Y dicho esto... ¡¡a volar!! No, no nos vamos a ningún aeropuerto para coger un avión a ningún sitio... nos vamos a Aerodium. Se trata de un túnel de viento de casi 4 metros de diámetro que genera una corriente de aire a 200 km/h y que te eleva a varios metros.
Tras un vídeo demostrativo, un pequeño examen por parte del instructor (que sólo le falta ponernos deberes para casa), y una sesión de gimnasia a lo Eva Nasarre, subes a la plataforma... Pablo ha preferido quedarse fuera, así que estamos un grupo de tres y me toca el último. Mis predecesores lo hacen regular... y pensando que tiene que ser bastante fácil y que yo me elevaré como un pajarillo caigo como un pavo... como un pavo relleno. La boyuna me causa estragos y hace que me ostie repetidas veces contra los hinchables. Poco a poco aprendo a controlar la posición y consigo elevarme algunos metros... y, ¡¡es una pasada!! Aunque cuesta subir, cada segundo que estás suspendido en aire te proporciona una sensación de libertad indescriptible. Eso sí, para poder volar tienes que pagar ¡¡un precio que está por las nubes!!

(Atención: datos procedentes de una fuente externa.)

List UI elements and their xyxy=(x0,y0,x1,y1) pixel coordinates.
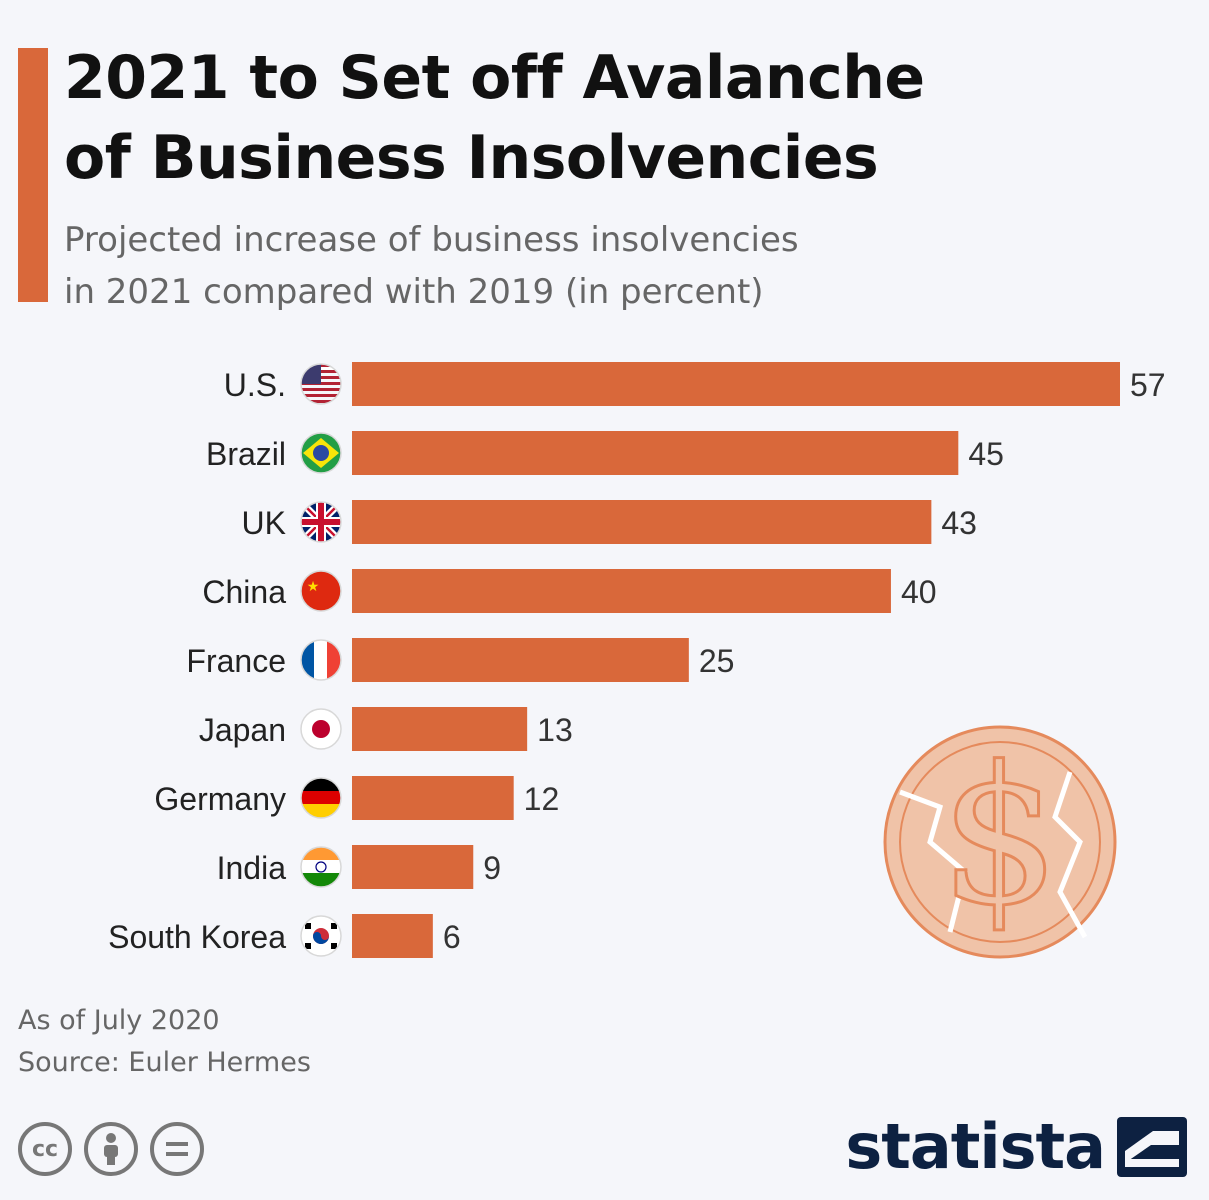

Casualidades de la vida, y maravillas de la era digital, un amigo de Pablo se encuentra de viaje por la zona con una amiga. Así que, como quien queda en el bar de la esquina, quedamos en el centro de Rīga. Los Krog son como se denominan las tabernas tradicionales de Letonia, y la cadena Lido es una de las más famosas en la capital letona. Cenamos en una de ellas y finalizamos el día tomando unos cócteles en la planta 26 del hotel Radisson... con unas vistas espectaculares de lo que veremos mañana: Rīga.